We encourage you to implement batch inference in your projects and experience how you can optimize your interactions with FM at scale.
About the Author
Yanyan Chang YangYang is a Senior Generative AI Data Scientist at Amazon Web Services and a Generative AI Specialist working on cutting edge AI/ML technologies to help customers achieve their desired outcomes using Generative AI. YangYang graduated from Texas A&M University with a PhD in Electrical Engineering. Outside of work, he loves traveling, working out, and exploring new things.
Ishan Singh As a Generative AI Data Scientist at Amazon Web Services, Ishan helps customers build innovative and responsible Generative AI solutions and products.

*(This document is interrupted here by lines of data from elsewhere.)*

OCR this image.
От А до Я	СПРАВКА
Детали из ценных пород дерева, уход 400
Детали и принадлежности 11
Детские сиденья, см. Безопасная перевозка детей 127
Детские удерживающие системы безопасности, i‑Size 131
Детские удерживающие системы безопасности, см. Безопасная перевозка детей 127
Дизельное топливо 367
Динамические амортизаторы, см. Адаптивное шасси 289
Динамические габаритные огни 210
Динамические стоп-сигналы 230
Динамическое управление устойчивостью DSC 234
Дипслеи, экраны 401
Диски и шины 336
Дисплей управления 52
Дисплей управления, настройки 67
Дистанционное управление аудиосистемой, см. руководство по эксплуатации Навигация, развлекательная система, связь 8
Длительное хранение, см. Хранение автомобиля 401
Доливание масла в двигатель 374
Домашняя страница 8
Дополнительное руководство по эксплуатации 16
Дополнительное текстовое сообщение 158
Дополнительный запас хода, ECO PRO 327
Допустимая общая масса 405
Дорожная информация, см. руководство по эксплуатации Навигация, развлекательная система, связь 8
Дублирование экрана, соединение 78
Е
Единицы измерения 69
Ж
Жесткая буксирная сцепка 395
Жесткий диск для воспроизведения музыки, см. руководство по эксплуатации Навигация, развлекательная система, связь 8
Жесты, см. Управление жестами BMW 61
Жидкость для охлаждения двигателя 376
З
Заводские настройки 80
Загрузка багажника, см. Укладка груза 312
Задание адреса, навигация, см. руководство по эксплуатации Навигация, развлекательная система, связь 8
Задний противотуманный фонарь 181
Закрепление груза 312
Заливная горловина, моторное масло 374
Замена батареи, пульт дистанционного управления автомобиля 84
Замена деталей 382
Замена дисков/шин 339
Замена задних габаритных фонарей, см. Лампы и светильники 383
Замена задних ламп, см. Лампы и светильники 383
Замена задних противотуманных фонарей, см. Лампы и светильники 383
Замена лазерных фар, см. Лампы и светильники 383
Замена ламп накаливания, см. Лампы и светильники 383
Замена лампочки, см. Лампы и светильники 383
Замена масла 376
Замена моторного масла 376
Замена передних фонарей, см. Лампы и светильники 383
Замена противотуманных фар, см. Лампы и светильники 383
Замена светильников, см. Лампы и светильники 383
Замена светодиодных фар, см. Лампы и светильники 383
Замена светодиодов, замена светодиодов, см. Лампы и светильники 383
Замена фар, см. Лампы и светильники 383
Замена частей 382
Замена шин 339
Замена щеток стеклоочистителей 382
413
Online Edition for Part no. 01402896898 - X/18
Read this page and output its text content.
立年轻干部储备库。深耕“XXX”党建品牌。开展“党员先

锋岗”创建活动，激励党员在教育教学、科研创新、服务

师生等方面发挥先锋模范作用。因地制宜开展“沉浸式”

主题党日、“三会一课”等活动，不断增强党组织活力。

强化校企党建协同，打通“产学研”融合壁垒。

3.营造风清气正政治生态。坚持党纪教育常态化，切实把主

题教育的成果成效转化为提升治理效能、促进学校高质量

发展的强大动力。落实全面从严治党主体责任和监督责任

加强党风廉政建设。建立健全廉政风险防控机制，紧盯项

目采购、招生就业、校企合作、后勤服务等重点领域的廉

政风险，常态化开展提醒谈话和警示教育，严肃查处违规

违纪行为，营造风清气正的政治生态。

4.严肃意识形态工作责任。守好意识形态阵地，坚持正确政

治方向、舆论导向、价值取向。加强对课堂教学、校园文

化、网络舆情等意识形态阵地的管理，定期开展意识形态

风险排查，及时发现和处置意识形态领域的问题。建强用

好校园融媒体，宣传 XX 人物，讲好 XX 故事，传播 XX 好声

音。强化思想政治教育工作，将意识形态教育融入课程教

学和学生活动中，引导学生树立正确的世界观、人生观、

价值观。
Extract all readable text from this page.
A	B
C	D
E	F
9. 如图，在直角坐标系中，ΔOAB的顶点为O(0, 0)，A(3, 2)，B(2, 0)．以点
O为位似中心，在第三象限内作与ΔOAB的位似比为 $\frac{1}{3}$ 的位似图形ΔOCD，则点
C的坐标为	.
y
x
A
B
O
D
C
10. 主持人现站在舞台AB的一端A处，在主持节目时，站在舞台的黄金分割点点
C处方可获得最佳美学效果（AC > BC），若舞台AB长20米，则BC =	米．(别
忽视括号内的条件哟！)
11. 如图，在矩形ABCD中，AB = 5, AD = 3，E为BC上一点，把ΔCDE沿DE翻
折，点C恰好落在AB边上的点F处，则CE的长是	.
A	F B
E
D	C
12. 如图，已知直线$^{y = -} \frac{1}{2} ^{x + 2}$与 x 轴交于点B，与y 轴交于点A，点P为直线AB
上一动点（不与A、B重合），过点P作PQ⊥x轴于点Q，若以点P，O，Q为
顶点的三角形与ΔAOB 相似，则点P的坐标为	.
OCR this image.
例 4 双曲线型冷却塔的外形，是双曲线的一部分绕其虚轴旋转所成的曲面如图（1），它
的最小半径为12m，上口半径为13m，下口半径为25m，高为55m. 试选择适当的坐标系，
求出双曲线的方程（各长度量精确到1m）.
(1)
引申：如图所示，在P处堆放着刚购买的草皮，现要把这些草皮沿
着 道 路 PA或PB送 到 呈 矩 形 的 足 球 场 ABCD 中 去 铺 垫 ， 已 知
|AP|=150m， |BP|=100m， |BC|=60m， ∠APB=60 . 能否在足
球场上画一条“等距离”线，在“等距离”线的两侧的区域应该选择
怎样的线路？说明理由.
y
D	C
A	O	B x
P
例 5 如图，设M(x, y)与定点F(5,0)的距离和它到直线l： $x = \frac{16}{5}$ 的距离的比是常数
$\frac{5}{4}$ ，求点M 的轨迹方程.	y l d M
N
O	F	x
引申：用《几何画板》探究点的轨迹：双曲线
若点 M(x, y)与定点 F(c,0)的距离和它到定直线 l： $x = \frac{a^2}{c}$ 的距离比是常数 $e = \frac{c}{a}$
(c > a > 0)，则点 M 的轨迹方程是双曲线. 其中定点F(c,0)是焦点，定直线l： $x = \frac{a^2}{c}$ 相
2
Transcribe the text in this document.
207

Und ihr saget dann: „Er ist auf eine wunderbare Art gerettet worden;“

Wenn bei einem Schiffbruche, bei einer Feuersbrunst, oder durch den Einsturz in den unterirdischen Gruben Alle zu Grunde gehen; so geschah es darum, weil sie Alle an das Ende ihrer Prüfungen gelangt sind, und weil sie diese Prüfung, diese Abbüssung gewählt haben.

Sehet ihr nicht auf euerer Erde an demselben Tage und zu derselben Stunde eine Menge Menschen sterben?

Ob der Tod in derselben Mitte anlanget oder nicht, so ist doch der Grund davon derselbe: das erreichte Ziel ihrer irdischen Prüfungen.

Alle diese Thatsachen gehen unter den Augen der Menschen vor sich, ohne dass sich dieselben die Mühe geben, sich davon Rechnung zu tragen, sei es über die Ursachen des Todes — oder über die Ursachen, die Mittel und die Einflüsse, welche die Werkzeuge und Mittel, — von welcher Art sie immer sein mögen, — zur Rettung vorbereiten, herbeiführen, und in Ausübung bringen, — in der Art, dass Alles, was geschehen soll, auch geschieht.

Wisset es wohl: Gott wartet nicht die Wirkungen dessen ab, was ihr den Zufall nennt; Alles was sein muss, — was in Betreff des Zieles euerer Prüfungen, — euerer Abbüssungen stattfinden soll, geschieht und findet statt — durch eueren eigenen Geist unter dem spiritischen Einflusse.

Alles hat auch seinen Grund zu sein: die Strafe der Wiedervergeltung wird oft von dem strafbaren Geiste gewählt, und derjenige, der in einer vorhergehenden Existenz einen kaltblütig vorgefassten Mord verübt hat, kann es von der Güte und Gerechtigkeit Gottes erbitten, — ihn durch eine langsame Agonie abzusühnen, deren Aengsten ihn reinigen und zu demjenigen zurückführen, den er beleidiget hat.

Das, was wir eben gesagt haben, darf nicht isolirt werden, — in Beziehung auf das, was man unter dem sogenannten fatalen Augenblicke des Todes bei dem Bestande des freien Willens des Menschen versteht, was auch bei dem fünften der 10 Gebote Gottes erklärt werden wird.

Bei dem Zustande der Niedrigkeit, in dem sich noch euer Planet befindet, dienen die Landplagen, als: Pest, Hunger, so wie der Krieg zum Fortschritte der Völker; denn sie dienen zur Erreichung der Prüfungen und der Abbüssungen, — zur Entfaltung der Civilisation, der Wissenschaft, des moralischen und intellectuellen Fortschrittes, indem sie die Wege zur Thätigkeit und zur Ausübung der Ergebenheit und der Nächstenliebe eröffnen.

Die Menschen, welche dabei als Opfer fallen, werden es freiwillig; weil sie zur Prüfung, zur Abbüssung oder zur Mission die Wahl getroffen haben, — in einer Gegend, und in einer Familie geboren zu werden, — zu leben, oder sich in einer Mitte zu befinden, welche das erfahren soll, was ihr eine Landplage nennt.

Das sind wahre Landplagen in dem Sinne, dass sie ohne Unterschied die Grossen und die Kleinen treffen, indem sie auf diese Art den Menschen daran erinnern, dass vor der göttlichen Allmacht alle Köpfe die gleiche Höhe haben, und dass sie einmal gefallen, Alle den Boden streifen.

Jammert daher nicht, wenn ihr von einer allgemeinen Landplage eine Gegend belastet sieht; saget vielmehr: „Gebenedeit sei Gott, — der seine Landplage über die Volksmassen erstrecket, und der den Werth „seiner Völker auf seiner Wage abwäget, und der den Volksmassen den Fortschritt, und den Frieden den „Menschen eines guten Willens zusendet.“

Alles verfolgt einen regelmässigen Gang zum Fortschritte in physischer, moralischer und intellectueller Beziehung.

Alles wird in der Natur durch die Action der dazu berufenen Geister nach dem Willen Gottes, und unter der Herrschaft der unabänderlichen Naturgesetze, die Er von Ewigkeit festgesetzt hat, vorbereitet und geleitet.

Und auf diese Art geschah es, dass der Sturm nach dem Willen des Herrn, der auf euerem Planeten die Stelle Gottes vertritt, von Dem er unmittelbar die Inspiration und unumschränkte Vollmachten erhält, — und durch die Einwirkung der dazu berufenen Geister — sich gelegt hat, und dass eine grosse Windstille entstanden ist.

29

With extensive AI/ML experience, Ishan specializes in building Generative AI solutions that drive business value. Outside of work, he enjoys playing volleyball, exploring his local bike trails, and spending time with his wife and dog, Bo.
Rahul Virbhadra Mishra He is a Senior Software Engineer with Amazon Bedrock and is passionate about delighting customers by building practical solutions for AWS and Amazon. Outside of work, he enjoys sports and spending quality time with his family.
Mohammed Altaf He is an SDE for AWS AI services based in Seattle, US. He works in the AWS AI/ML technical domain and has worked on building various solutions across teams at Amazon. In his spare time, he enjoys playing chess, snooker and parlor games.